The students briefly assented, and the Professor invited the stranger to take a seat near the fire, which, darting playfully through the pile of beech, soon roared loudly up the chimney. “I believe that Lieutenant B. is your near relation?” began the pale youth, in tones which betrayed an inward tremor.
“He is my nephew,” replied the Professor.
“I have understood,” continued the stranger, “that he will command the detachment ordered on duty at the execution to-morrow. I am particularly desirous to stand near the criminal at the moment of decapitation, and wish, through your kind interference with the Lieutenant, to obtain admission within the circle.”
“By all means,” answered the Professor. “My nephew has invited me to accompany him, but I have declined it, and I must own that your request surprises me no little. How is it, my dear Julius, that you, who are by nature and habit so gentle and fastidious, can seek such strong aliment as the near inspection of a public execution? Even I, who served three campaigns in the artillery before I betook myself to mathematics, could not face a catastrophe so appalling.”

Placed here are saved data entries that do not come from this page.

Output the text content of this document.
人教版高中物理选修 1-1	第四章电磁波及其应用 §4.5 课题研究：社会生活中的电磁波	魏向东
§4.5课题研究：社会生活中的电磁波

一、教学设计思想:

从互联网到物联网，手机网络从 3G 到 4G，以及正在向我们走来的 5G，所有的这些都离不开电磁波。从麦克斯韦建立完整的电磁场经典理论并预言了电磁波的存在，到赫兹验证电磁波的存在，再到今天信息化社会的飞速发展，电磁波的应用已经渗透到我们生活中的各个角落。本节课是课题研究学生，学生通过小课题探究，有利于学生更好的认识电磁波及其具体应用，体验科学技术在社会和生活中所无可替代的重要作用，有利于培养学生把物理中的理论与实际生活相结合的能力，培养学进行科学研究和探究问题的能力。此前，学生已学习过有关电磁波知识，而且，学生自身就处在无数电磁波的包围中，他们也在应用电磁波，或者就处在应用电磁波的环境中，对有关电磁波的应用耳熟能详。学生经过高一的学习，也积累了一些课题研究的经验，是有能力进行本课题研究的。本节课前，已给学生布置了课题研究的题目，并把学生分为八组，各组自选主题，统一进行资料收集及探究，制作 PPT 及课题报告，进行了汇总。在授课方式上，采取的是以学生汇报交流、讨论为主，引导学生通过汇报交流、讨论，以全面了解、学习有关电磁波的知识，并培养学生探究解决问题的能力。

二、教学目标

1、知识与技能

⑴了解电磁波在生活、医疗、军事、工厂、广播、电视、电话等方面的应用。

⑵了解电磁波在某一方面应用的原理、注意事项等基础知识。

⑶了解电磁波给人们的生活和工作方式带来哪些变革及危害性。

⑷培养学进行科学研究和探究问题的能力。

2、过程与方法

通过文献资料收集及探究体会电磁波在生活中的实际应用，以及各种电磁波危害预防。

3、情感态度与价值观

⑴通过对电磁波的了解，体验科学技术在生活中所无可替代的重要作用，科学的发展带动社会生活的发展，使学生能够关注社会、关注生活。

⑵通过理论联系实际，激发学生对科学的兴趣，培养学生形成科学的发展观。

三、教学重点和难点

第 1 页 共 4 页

“I study anatomy as an amateur,” replied Julius, somewhat disconcerted; “and, as I may eventually embrace the medical profession, it is essential to my purpose to steel my nerves by inuring them to every trying spectacle.”
“You are right, Julius!” exclaimed the Professor, with cordial assent. “Trials are the fostering element of great hearts and lofty natures. To become great in anything, we must take the Egyptian test, and purify our feeble minds by passing through fire and water. Call upon me to-morrow morning at seven. I will introduce you to my nephew, and he shall give you a place near the headsman. And now, not another word on this painful subject, which has haunted us ever since we heard the workmen hammering the scaffold this afternoon. So cheer up, my dear boys! Light the candles, and fill your meerschaums, while I compound a bowl of such punch as Anacreon would have made, had he known how.—No, no! my dear Julius,” he continued, seizing the arm of the young stranger, who was rising to depart. “A friendly chance has brought you into our cordial circle, and I must insist upon your remaining my guest.”